The Independent Petroleum Marketers Association of Nigeria (IPMAN) has issued a stern warning of a potential nationwide strike. The threat arises from what IPMAN describes as inflated fuel prices charged by the Nigerian National Petroleum Company Limited (NNPC) to independent marketers. The Association claims that the petrol cost from the Dangote Petroleum Refinery to NNPC stands at about N898 per litre, while NNPC sells the product to independent marketers at N1,010 per litre in Lagos.

Chinedu Ukadike, the National Publicity Secretary of IPMAN, stated, “The association may be forced to take action if the issue is not resolved immediately.” Ukadike stressed the discrepancy between the cost at which NNPC purchases the fuel and the selling price to independent marketers.
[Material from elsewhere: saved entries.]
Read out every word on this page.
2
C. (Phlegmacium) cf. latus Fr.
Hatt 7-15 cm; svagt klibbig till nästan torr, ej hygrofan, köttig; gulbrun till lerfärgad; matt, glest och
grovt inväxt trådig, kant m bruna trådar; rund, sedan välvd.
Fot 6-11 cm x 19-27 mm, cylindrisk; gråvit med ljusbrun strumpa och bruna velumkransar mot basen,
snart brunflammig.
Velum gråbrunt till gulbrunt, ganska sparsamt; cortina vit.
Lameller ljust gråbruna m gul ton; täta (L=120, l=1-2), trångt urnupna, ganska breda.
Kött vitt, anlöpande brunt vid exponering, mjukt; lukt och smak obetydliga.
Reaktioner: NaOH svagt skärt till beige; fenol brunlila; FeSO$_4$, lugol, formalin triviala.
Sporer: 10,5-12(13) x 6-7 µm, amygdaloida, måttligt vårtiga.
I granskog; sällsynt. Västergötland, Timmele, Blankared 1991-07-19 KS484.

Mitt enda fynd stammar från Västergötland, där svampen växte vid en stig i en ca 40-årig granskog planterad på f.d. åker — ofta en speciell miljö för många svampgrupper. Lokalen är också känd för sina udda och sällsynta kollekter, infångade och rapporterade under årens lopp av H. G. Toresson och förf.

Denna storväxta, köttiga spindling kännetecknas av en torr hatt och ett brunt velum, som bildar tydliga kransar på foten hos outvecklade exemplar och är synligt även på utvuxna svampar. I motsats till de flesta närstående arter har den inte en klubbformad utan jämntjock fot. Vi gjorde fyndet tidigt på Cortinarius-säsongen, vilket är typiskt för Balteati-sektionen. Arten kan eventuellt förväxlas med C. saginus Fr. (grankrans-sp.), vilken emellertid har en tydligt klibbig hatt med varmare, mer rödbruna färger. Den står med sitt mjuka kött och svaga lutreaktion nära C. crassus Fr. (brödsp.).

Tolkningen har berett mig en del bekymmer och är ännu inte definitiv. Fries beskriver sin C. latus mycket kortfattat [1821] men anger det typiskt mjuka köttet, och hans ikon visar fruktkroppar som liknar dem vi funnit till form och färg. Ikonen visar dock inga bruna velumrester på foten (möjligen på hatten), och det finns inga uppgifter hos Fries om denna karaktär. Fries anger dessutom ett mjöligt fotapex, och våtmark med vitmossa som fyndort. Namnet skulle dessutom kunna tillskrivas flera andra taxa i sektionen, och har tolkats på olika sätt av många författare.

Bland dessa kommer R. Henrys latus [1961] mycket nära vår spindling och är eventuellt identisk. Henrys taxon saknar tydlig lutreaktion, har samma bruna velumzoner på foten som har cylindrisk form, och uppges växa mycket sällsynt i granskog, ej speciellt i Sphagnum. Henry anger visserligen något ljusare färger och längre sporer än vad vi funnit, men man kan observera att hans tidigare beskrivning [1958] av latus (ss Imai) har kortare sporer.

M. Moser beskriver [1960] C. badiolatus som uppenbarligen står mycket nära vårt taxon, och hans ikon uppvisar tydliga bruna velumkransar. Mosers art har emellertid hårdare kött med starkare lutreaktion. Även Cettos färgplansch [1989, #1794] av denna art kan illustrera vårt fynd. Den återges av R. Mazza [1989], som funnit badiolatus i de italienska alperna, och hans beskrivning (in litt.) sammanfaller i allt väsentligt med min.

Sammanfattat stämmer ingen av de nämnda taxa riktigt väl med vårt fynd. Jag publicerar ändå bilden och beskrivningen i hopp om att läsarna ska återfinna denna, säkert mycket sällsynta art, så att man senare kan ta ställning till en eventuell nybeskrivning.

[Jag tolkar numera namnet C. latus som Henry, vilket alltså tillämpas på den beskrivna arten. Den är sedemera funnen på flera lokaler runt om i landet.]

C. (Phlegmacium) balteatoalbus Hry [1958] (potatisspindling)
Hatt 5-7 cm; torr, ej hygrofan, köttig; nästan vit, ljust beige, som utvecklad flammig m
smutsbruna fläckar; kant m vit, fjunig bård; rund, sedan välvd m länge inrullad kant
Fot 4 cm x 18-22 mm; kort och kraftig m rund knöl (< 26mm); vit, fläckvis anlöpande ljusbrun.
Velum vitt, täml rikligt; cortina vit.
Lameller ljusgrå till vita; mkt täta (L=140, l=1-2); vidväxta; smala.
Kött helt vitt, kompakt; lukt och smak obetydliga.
IPMAN controls over 70 percent of Nigeria’s filling stations and has protested against the pricing disparity, threatening to halt operations. This could exacerbate fuel scarcity and lead to longer queues at petrol stations across the nation.

In contrast, members of the Major Energies Marketers Association of Nigeria (MEMAN) continue to receive subsidized petrol from Dangote Refinery under a prior agreement with NNPC. Clement Isong, Executive Secretary of MEMAN, explained, “We have storage facilities, which gives us an advantage over other marketers. Thus, we do not face the same challenges with NNPC.”

The situation has been complicated by NNPC’s recent termination of its exclusive purchase agreement with Dangote Refinery. Despite this, major marketers continue to load products under a previous pricing structure, mitigating immediate effects of the pricing dispute.

Abubakar Maigandi, IPMAN’s national president, has termed the pricing scheme as “unjust,” highlighting that marketers’ funds with the NNPC amount to N15 billion. He noted, “We owe NNPC due to unresolved issues; they owe us for the fuel subsidy.”

Rising petrol prices have sparked public outrage, with the Nigeria Labour Congress and the Organised Private Sector calling for a rollback of the recent price increases. The price surge is linked to the full deregulatory measures that have pushed prices to more than 430 percent in 17 months.

Experts like Dr. Onuche Unekwu emphasized the adverse economic impacts. “The rising costs will lead to increased unemployment and remain a significant burden on households,” he commented. Likewise, Victor Agi from the Centre for Fiscal Transparency remarked on inflationary repercussions, highlighting transport costs as a driving factor for rising commodity prices.

The NNPC and Dangote refinery are yet to address IPMAN’s grievances directly. Without these engagements, IPMAN plans to continue negotiating directly with Dangote for fuel procurement.